One NHS hospital, Hinchingbrook in Cambridgeshire, was placed in the hands of a private provider that same year, although the contract was handed back in 2015 because the company could not keep up with demand.

Another private company was stripped of its contract after four days because there were so many complications after the eye surgeries they were providing at a hospital in Somerset. But make no mistake, that is a flavour of things to come if the Tories get their way north of the Border.

Between 2013 and 2020, £11.5billion was handed to private companies to provide NHS services by the UK Government – with a massive chunk going to line the pockets of fatcats from abroad whose interest in the health of the UK is purely financial.

If this Tory mob were ever to get a sniff of power at Holyrood, the slow march of NHS privatisation would begin here too. However, the current state of our devolved NHS in Scotland can only be partly blamed on decades of Tory austerity.

Under David Cameron the NHS in England was dismantled for private gain (Dan Kitwood - WPA Pool/Getty Images)
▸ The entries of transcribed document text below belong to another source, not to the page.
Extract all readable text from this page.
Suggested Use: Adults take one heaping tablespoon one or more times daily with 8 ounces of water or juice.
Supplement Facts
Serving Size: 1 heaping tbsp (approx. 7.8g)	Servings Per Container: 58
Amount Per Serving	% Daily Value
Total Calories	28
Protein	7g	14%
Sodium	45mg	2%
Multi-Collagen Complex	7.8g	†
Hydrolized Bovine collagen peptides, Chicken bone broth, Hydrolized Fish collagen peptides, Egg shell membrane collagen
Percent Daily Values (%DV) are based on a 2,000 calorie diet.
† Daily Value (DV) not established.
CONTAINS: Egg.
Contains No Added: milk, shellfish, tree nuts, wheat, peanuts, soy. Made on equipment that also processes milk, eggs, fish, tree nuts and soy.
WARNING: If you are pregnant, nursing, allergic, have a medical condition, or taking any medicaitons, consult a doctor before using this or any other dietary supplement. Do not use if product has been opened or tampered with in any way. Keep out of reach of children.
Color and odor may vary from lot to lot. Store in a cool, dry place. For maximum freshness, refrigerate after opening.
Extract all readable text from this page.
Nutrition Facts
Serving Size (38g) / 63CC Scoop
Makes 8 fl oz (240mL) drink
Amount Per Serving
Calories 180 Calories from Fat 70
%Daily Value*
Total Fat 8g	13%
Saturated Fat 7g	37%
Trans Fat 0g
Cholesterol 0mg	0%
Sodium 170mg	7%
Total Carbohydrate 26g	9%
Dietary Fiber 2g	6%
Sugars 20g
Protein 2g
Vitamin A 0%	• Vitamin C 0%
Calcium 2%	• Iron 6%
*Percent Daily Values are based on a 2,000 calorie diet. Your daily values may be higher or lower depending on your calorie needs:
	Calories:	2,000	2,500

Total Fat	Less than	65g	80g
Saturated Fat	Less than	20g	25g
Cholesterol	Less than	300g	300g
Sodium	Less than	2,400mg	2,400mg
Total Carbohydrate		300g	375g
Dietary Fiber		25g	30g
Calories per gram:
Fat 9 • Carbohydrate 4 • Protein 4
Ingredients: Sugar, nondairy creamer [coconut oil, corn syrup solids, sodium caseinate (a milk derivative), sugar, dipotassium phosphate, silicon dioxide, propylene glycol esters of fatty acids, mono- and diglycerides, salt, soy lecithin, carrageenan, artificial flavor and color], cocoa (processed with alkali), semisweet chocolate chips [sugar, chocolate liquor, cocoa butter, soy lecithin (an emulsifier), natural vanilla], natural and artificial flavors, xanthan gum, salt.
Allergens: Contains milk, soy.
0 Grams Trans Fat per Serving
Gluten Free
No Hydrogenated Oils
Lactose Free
Successive SNP health secretaries have also failed to get a grip on the growing crisis in our hospitals. One in seven Scots are languishing on waiting lists, often in pain and without any notion of when their conditions will be treated.

Our sickest people are having to wait hours beyond what is safe at A&E with many stuck in the back of ambulances with no room for them in hospital. Delayed discharges are worsening, while the numbers having their operations cancelled has risen by almost a quarter in a single month.

Add to this the failures in cancer treatment waiting times – currently at their worst level since records began. Then the continued breach of treatment time guarantees, where every patient who is judged to need treatment will begin it within 12 weeks.

The chaos and failure within the NHS in Scotland predated the corona outbreak – and requires radical thinking to put it right. The Scottish Government has made much of the fact that the tax system in Scotland is more progressive than the rest of the UK – meaning those on middle and high incomes pay more.

The Daily Record supports a fairer tax system – but we have been dismayed at the millions wasted on the doomed bottle deposit scheme, the ferry scandal, the failed Rangers prosecution payouts and many more less headline grabbing examples of money down the drain.

Successive SNP health secretaries – including Humza Yousaf – have failed to halt issues (Jane Barlow/PA Wire)

If we want an NHS that is fit for another 75 years, let’s see all of that extra tax take going into our hospitals and frontline health services. Not to line the pockets of profiteers or health board bureaucrats but to make our health service the best in the world – a boast we often hear but that rings increasingly hollow.

Now it is time for progressive political leaders – whether that is Labour at Westminster or the SNP at Holyrood – to pull on their gloves, get in the ring and fight like fury for our NHS. Only then will our health service be assured of another 75 years saving lives and helping us all when we are at our most vulnerable.